Deux armateurs ont failli pratiquer la traite, mais ne l’ont pas fait :

  • Le cours BALGUERIE-STUTTENBERG, aux Chartrons : Pierre Balguerie-Stuttenberg (1779-1875) a été un bienfaiteur de la ville de Bordeaux (il fit construire le pont de Pierre et créa la banque de Bordeaux) et n’a jamais pratiqué la traite négrière à la différence de Jean-Etienne Balguerie (1756-1831), dit Balguerie Junior, capitaine de navire et armateur qui fut à la tête de plusieurs expéditions négrières à la fin des années 1780.
  • Le passage SARGET, près du Grand Théâtre : Pierre Balguerie-Stuttenberg et Jean-Auguste Sarget ont armé le navire l’Africain en 1815 pour une campagne de traite. Peu avant le départ, le 29 mars 1815, Napoléon abolit la traite et interdit toute introduction de captifs dans les colonies françaises.
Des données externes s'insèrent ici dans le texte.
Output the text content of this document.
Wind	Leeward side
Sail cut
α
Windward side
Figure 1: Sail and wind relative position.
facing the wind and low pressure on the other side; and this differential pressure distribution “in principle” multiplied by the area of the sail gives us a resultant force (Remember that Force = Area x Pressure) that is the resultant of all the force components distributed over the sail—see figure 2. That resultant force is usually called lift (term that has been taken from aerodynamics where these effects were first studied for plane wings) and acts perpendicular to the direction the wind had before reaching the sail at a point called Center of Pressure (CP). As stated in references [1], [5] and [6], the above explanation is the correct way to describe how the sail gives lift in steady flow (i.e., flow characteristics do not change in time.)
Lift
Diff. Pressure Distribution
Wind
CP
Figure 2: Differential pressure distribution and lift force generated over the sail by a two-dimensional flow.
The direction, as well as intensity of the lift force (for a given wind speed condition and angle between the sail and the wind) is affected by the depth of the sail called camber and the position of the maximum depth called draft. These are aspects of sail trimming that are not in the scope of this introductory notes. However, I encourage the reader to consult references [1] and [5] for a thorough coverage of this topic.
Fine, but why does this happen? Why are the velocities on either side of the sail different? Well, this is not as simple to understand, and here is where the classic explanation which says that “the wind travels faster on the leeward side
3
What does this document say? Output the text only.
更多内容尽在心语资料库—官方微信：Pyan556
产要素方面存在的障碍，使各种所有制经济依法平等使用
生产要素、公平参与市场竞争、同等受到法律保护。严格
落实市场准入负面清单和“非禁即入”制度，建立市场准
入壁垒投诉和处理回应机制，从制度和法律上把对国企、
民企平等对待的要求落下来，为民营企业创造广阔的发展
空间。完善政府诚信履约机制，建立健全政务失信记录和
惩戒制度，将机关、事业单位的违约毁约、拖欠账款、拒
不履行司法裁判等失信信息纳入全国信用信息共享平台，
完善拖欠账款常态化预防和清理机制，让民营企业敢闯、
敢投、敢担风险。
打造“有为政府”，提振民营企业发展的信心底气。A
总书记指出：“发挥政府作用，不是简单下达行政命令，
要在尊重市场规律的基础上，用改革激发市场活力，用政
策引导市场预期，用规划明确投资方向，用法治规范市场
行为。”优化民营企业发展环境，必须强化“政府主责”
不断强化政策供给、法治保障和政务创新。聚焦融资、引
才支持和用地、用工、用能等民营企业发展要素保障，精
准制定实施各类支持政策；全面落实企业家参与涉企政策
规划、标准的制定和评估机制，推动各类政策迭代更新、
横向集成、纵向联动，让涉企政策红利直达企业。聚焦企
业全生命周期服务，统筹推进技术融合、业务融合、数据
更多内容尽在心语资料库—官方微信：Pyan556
Les deux armateurs se sont soumis à la loi, le navire n’a pas pu appareiller.

Enfin, pour 2 autres d’entre eux, il y a un doute :

  • La rue GUESTIER, près du Grand Parc : les Guestier sont une grande famille d’armateurs, qui a possédé une plantation à Saint-Domingue et ont organisé plusieurs expéditions. Daniel Guestier a été président trois fois du tribunal de commerce, co-fondateur de la Banque de Bordeaux. On ignore s’il a participé aux expéditions négrières.
  • La place JOHNSTON, près du stade Chaban-Delmas : William Johnston a été associé à Pierre Germé à partir de 1743. Ce dernier avait armé deux expéditions négrières entre 1740 et 1743, mais on ne sait pas si Johnston a participé à ces expéditions.